El fondo del conflicto es político. Las plataformas digitales, al introducir nuevas formas de organización económica y laboral, desafían el poder tradicional de los sindicatos de taxistas, que durante décadas han sido un instrumento de control social y electoral en Chiapas. Los gobiernos en Chiapas, conscientes de esa fuerza gremial, han preferido mantener un equilibrio precario antes que enfrentar abiertamente a los concesionarios. La “regulación” de Uber y Didi se convierte así, en una forma de contención, el Estado busca cobrar, vigilar y mediar, pero sin alterar las relaciones de poder que sostiene con el sistema del transporte público.
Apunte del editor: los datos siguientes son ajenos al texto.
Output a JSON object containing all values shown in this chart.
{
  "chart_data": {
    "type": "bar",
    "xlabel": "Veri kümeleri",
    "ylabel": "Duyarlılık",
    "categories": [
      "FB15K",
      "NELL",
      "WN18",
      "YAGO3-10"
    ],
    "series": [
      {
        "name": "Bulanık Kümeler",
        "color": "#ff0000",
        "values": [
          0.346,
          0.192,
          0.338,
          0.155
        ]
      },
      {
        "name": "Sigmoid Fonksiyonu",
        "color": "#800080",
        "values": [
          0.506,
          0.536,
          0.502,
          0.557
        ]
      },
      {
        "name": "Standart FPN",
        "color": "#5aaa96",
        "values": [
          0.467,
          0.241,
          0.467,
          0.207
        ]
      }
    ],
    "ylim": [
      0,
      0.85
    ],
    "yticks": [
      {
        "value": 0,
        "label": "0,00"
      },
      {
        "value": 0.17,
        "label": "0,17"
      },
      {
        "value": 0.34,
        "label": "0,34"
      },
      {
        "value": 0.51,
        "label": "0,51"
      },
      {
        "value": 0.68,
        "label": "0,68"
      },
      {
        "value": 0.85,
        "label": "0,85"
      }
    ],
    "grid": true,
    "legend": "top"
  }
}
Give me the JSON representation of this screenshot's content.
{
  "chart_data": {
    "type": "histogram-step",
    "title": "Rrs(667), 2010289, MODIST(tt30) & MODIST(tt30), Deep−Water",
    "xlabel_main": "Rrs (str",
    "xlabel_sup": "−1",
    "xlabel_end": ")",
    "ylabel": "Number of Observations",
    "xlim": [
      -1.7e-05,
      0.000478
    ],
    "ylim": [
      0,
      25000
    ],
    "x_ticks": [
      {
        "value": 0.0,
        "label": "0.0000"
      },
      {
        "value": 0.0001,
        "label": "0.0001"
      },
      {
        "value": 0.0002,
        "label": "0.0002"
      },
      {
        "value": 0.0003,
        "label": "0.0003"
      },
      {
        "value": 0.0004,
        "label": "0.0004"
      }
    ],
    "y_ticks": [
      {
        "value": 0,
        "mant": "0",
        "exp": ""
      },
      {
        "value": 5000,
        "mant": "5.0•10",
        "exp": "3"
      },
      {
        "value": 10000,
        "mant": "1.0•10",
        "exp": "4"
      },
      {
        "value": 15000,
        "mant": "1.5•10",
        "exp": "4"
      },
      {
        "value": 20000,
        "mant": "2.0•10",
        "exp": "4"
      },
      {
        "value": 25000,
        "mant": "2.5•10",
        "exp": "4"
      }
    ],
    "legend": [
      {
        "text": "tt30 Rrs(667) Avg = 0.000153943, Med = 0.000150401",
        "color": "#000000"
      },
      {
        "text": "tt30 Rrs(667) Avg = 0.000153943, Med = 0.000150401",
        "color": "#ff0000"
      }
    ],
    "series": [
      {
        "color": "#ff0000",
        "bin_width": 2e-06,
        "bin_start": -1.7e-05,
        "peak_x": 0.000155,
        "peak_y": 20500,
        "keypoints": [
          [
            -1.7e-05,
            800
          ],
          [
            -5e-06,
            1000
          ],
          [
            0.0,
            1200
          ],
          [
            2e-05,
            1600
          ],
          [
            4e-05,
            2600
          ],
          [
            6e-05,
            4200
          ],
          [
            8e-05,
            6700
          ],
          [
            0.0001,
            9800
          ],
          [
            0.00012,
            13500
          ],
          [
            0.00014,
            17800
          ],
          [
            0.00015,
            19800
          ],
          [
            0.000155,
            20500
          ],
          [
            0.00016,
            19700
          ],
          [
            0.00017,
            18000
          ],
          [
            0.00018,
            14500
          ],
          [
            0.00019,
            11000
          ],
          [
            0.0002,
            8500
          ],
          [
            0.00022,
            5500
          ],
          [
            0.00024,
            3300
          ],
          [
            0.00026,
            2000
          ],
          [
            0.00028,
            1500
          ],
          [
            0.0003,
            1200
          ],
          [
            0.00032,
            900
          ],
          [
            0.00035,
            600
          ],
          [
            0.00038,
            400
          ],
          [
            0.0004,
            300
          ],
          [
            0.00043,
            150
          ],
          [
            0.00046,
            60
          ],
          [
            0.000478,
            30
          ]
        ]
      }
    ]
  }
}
Los conductores por su parte denuncian que, el gobierno ha convertido la regularización en un instrumento de persecución. Acusan que los operativos violan el debido proceso administrativo y que los procedimientos para registrarse son poco claros y plagados de gestores falsos. En respuesta, la SMyT abrió mesas de diálogo y otorgó prórrogas para evitar una crisis mayor. Pero esas concesiones temporales sólo evidencian una estrategia de improvisación; aplicar la ley cuando conviene y suspenderla cuando estalla la inconformidad.
El conflicto tiene implicaciones más amplias. En el fondo se confrontan dos modelos de movilidad, uno basado en concesiones, sindicatos y control político, otro en plataformas tecnológicas, flexibilidad laboral y competencia de mercado. Ambos modelos son imperfectos. El primero perpetúa la ineficiencia y la corrupción, el segundo abre la puerta a la precarización laboral y a la evasión de responsabilidades fiscales.
El reto del Estado no es optar por uno u otro, sino diseñar un sistema híbrido que garantice derechos, seguridad y competencia justa.
La reforma chiapaneca podría haber sido el punto de partida para ese nuevo equilibrio; pero su implementación deficiente ha reforzado la desconfianza hacia las instituciones.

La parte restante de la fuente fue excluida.